Despite Cáceres’s early objections to the union, the school didn’t challenge the results of the election and by the time COVID-19 shut down school, contract negotiations were underway. The school’s decision to seek decertification is a drastic escalation, and it might also backfire in ways administrators did not expect. McMackin and Roddick aren’t the only parents who want the union to stay. For many, its existence is proof that Brooklyn Friends lives out the values in its marketing materials. “The idea that BFS is now considering joining the ranks of opportunists and scoundrels who claim that they, not the workers themselves, know what is in workers’ best interests is offensive to us,” school parent and Yale professor Daniel Magaziner wrote in an August 16 letter to Cáceres and trustees. A petition in support of the union now boasts over 900 signatures from parents and alumni.

“Brooklyn Friends is never going to have the tradition and gravitas of Packer. It’s never going to have the toniness of St. Ann’s, or the campus and athletic spirit of Poly Prep. But what Brooklyn Friends does have is social justice,” the former faculty member said. “When the board makes decisions like currying the favor of the Trump-dominated NLRB to try to decertify a union, in addition to feeling dishonest it seems like one of the stupidest things the school could do.”

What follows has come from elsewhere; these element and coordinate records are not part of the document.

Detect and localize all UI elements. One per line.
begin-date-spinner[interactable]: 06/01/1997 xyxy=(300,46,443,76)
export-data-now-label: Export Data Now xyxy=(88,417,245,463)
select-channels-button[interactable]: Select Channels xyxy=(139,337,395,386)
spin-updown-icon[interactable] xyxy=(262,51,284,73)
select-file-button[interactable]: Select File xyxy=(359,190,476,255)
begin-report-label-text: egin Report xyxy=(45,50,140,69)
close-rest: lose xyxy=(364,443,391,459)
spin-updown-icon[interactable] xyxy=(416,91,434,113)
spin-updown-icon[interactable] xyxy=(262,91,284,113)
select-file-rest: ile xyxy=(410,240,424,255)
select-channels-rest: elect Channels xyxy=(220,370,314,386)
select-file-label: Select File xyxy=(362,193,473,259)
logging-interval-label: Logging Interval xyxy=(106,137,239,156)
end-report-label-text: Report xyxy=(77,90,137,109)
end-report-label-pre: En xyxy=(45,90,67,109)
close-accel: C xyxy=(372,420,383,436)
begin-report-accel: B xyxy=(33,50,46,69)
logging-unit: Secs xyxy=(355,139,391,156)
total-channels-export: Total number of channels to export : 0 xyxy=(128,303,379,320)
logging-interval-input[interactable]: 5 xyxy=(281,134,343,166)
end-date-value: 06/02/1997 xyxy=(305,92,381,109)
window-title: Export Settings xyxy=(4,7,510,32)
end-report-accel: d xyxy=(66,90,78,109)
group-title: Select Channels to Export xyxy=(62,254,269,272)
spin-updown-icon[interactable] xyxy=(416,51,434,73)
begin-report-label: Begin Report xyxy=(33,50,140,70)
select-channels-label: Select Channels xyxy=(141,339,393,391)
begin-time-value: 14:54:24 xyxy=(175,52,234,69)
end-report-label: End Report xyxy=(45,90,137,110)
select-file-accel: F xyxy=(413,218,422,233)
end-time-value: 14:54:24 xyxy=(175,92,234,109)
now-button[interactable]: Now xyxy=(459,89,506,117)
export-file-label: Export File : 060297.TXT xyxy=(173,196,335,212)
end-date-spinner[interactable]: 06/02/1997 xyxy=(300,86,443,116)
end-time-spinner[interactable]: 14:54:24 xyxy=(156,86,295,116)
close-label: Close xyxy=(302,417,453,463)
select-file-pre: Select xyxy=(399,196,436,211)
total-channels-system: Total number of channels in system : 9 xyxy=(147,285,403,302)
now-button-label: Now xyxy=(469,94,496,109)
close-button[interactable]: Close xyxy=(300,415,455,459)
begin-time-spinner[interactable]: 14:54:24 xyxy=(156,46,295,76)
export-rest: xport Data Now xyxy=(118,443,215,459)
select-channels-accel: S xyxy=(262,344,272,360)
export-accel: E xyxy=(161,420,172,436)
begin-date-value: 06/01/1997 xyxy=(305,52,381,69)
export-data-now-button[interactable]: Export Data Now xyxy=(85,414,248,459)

Brooklyn Friends, however, appears committed to its path. In an August 21 letter to parents and teachers, Cáceres acknowledged the outcry, but said that she and the trustees will move forward with the petition. In the meantime, the wider Brooklyn Friends community struggles with another Quaker value. In times of conflict, Quakers strive to come to unity. This is not the same thing as unanimity, they explained; it’s something closer to consensus. (Like an 80 percent vote in favor of unionizing.) Coming to unity can take a long time. It involves a lot of listening and a great deal of patience. Parents and staff believe that’s still possible. But nobody thinks it will be easy. Not as long as the school clings to a unilateral, and very un-Quaker-like, way of making decisions.

“Whoever wins this fight, there will be tensions,” Roddick, the parent, worried. “How do you recover from this? How do you regain trust from each other?”